This book introduces critical mapping as a problematizing, reflective approach for analyzing systemic societal problems like food, scoping out existing solutions, and finding opportunities for sustainable design intervention.
This book puts forth a framework entitled "wicked solutions" that can be applied to determine issues that designers should address to make real differences in the world and yield sustainable change. The book assesses the current role of design in attaining food security in a sustainable, equitable, and just manner. Accomplishing this goal is not simple; if it was, it would not be called a wicked problem. But this book shows how a particular repertoire of design tools can be deployed to find solutions and strategize the development of novel outcomes within a complex and interconnected terrain. To address the wicked problem of food insecurity, inequity, and injustice, this book highlights 73 peer-reviewed design outcomes that epitomize sustainable food design. This includes local and regional sustainable design outcomes funded or supported by public or private institutions and local and widespread design outcomes created by citizens. In doing so, this book sets the stage for an evidence-driven and evidence-informed design future that facilitates the designers' visualization of wicked solutions to complex social problems, such as food insecurity. Drawing on an array of case studies from across the world, from urban rooftop farms and community cookers to mobile apps and food design cards, this book provides vitally important information about existing sustainable food design outcomes in a way that is organized, accessible, and informative.
This book will be of great interest to academics and professionals working in the field of design and sustainable food systems. Students interested in learning about food and sustainability from across design studies, food studies, innovation and entrepreneurship, urban studies, and global development will also find this book of great use.

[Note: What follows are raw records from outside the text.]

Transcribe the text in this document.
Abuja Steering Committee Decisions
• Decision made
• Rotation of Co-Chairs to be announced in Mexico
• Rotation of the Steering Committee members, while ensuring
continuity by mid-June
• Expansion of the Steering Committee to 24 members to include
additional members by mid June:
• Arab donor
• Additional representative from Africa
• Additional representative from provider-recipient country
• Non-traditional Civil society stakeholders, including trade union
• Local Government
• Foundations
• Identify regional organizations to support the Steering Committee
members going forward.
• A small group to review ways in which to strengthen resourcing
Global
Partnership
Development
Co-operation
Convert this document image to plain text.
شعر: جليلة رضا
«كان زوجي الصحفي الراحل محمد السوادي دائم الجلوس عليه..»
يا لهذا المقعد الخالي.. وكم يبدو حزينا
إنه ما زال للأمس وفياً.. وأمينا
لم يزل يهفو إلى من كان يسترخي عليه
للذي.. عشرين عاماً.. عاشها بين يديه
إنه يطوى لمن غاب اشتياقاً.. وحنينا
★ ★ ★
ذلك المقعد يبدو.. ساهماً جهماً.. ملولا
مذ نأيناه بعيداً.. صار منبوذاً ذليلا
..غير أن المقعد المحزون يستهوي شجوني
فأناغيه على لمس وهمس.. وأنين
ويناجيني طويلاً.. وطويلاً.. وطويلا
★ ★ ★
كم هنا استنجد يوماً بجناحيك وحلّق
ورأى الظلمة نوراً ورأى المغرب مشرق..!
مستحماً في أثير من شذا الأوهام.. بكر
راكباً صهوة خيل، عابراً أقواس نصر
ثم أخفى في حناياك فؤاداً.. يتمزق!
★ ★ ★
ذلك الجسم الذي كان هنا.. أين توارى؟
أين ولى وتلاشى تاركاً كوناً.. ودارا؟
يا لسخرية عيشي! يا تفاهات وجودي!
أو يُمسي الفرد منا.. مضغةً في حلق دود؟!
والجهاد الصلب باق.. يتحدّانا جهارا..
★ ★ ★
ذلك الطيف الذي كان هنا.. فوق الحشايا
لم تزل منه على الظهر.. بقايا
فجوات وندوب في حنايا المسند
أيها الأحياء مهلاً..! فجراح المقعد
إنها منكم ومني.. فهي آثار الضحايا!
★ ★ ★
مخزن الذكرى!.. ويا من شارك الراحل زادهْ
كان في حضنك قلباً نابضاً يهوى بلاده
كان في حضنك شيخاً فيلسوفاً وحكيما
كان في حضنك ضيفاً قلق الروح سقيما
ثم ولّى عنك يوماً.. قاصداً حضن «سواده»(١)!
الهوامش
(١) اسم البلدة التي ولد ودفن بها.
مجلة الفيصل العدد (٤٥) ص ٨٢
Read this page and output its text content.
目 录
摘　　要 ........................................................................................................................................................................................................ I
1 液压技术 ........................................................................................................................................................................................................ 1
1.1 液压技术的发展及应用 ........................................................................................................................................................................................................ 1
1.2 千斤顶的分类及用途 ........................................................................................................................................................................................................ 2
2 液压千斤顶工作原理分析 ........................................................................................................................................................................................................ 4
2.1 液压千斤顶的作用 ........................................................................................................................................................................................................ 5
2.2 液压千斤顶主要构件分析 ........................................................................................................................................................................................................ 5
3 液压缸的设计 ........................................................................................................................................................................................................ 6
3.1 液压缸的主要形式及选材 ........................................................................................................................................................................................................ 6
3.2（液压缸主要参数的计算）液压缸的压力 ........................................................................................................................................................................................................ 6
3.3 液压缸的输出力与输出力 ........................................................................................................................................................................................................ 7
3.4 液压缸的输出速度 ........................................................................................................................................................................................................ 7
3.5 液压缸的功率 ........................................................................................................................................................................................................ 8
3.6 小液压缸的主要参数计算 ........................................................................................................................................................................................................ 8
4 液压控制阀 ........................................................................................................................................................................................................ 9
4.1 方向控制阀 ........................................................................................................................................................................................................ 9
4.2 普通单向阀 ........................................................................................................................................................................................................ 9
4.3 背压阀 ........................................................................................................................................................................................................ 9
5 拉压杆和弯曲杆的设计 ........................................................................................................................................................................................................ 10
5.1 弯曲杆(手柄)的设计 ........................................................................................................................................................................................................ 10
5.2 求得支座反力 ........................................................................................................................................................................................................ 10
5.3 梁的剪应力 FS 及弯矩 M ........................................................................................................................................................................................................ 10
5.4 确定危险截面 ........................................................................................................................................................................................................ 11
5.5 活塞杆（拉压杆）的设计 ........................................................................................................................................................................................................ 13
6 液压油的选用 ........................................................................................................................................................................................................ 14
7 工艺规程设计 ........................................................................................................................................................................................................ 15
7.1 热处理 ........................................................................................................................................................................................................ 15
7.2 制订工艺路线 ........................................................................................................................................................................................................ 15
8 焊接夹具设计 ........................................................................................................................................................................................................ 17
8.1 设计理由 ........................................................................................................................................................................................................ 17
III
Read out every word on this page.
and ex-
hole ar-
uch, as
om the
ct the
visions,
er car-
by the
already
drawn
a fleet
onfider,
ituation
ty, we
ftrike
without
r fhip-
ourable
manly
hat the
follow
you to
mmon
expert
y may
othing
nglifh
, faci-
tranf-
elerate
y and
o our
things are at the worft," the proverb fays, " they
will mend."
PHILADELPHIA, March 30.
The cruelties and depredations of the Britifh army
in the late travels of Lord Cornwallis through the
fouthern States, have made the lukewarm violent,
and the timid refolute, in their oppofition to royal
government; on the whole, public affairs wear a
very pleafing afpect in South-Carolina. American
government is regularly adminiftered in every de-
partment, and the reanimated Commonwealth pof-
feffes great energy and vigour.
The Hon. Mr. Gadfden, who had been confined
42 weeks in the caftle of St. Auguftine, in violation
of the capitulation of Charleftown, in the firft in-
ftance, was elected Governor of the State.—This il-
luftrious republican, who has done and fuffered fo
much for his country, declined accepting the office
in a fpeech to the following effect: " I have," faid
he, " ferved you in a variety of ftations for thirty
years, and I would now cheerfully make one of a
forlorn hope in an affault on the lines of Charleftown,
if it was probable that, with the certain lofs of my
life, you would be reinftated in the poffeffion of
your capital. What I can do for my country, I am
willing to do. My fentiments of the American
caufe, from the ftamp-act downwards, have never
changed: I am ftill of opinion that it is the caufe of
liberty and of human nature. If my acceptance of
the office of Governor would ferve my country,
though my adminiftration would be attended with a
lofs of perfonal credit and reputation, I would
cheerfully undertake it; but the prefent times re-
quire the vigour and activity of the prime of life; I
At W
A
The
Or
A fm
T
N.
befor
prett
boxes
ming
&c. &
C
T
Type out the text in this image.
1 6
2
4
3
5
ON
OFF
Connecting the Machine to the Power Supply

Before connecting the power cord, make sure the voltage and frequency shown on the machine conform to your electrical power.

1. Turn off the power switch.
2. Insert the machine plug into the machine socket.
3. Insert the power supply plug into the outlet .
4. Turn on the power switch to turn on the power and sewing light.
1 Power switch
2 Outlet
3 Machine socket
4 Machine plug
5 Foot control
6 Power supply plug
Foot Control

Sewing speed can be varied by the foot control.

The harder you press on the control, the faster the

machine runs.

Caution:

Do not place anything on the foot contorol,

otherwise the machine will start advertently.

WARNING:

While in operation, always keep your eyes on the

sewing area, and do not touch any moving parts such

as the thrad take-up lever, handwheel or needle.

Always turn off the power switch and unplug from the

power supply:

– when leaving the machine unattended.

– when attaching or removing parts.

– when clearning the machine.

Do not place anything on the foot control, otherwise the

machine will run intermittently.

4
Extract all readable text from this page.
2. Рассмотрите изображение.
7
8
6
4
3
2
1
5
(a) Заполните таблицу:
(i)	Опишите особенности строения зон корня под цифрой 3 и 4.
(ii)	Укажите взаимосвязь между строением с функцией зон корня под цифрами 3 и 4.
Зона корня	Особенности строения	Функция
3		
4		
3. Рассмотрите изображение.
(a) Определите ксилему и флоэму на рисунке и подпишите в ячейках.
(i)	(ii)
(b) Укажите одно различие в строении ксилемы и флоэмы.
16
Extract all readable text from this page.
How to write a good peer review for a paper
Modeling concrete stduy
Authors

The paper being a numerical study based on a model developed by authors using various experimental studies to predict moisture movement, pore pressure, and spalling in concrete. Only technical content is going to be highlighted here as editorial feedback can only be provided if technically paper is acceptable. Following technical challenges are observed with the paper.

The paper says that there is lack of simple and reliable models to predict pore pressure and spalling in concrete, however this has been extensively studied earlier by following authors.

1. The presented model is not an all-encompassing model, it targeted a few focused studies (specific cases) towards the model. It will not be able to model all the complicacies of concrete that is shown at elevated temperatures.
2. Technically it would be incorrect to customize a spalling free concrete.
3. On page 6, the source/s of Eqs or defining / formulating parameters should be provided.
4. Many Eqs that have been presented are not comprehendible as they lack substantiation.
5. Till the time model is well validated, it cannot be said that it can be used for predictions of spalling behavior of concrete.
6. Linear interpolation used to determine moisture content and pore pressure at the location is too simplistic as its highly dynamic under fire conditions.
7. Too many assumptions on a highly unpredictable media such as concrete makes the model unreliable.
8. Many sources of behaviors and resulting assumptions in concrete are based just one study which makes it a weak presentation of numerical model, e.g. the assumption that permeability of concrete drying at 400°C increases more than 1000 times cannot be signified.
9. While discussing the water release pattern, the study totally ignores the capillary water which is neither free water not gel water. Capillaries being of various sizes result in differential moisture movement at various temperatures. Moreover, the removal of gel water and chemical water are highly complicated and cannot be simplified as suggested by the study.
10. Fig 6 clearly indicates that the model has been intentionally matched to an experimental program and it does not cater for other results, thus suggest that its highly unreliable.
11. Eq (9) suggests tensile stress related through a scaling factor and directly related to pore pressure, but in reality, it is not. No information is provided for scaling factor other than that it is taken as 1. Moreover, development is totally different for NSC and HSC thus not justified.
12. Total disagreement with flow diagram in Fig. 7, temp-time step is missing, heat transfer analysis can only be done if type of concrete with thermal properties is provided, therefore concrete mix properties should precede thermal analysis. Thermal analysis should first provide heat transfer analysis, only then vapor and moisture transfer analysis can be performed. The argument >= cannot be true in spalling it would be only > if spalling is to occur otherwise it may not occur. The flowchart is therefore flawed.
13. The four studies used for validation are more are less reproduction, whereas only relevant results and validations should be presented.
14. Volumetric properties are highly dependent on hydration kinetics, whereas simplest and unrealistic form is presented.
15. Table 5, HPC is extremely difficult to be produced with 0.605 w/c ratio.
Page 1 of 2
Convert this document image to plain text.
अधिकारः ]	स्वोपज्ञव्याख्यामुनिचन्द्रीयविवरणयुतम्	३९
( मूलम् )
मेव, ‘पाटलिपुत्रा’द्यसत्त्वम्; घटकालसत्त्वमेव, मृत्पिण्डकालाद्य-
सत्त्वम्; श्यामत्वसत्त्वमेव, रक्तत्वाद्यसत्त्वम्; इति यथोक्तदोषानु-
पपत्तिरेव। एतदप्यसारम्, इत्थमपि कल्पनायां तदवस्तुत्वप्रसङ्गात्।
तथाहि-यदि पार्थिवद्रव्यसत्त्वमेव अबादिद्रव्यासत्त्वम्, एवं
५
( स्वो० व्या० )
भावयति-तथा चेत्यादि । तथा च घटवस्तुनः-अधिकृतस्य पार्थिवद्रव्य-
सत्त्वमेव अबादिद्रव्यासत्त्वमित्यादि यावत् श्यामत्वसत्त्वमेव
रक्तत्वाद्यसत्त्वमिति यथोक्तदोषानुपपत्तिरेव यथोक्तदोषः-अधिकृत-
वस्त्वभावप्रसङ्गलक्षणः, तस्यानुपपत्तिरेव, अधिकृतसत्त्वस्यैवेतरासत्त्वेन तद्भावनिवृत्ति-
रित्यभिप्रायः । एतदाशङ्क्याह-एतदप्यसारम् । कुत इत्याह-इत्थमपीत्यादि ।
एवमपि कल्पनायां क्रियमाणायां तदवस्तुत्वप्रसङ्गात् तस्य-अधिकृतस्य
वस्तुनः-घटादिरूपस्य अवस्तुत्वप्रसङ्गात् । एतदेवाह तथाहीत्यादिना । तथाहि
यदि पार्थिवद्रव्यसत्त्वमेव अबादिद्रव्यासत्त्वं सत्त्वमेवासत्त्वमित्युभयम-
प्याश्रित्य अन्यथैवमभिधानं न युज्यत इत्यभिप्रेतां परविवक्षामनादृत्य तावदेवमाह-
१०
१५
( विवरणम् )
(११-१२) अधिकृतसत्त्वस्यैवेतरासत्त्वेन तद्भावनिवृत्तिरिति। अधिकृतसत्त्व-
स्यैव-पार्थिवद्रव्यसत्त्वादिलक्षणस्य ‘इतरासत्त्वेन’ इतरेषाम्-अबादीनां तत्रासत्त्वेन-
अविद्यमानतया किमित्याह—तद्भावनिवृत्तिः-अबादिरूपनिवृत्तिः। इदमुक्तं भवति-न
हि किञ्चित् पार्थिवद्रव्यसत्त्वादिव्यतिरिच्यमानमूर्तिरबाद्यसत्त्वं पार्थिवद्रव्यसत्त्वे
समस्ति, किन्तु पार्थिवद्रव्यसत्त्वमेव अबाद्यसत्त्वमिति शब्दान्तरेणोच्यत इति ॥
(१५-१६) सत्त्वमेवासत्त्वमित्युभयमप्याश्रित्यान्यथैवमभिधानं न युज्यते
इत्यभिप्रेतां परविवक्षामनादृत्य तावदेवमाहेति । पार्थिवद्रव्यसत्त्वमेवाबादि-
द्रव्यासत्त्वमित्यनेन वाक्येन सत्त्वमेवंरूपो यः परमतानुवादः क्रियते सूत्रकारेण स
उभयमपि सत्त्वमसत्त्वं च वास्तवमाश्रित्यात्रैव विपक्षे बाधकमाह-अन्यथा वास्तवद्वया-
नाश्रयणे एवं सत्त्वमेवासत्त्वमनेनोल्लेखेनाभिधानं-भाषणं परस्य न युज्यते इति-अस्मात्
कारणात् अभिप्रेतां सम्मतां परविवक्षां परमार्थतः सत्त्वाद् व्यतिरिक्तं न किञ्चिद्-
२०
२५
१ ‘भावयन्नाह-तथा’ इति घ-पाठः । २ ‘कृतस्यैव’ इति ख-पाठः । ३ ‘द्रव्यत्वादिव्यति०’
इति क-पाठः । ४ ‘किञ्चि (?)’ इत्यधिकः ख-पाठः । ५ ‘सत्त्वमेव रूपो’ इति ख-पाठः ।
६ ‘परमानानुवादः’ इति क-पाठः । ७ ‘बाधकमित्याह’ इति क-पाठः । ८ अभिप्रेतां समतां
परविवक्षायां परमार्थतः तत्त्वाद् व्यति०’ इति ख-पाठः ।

About the Author: Audrey G. Bennett is the Director of the Design for Social Innovation and Sustainability (DESIS) Lab at Penny W. Stamps School of Art and Design and an inaugural University Diversity and Social Transformation Professor at the University of Michigan, Ann Arbor. She is also a former Andrew W. Mellon Distinguished Scholar of the University of Pretoria, South Africa. She studies the design of transformative images that, through interactive aesthetics, can permeate cultural boundaries and impact the way we think and behave towards good social change. She was awarded the 2022 AIGA Steve Heller Prize for Cultural Commentary.
Jennifer A. Vokoun is an Associate Professor of Graphic Design at Walsh University, Ohio, USA. She is the founder and Director of The Center for Sustainable Food Design, formerly the Food Design Institute, facilitating community engagement and leading participatory design research on food systems issues, and serves as a faculty leader for the university's Blouin Global Scholars, an interdisciplinary cohort focused on food, sustainability, and hunger in a local and global context. Her research focuses on design and social innovation applied to sustainable food systems and food insecurity issues.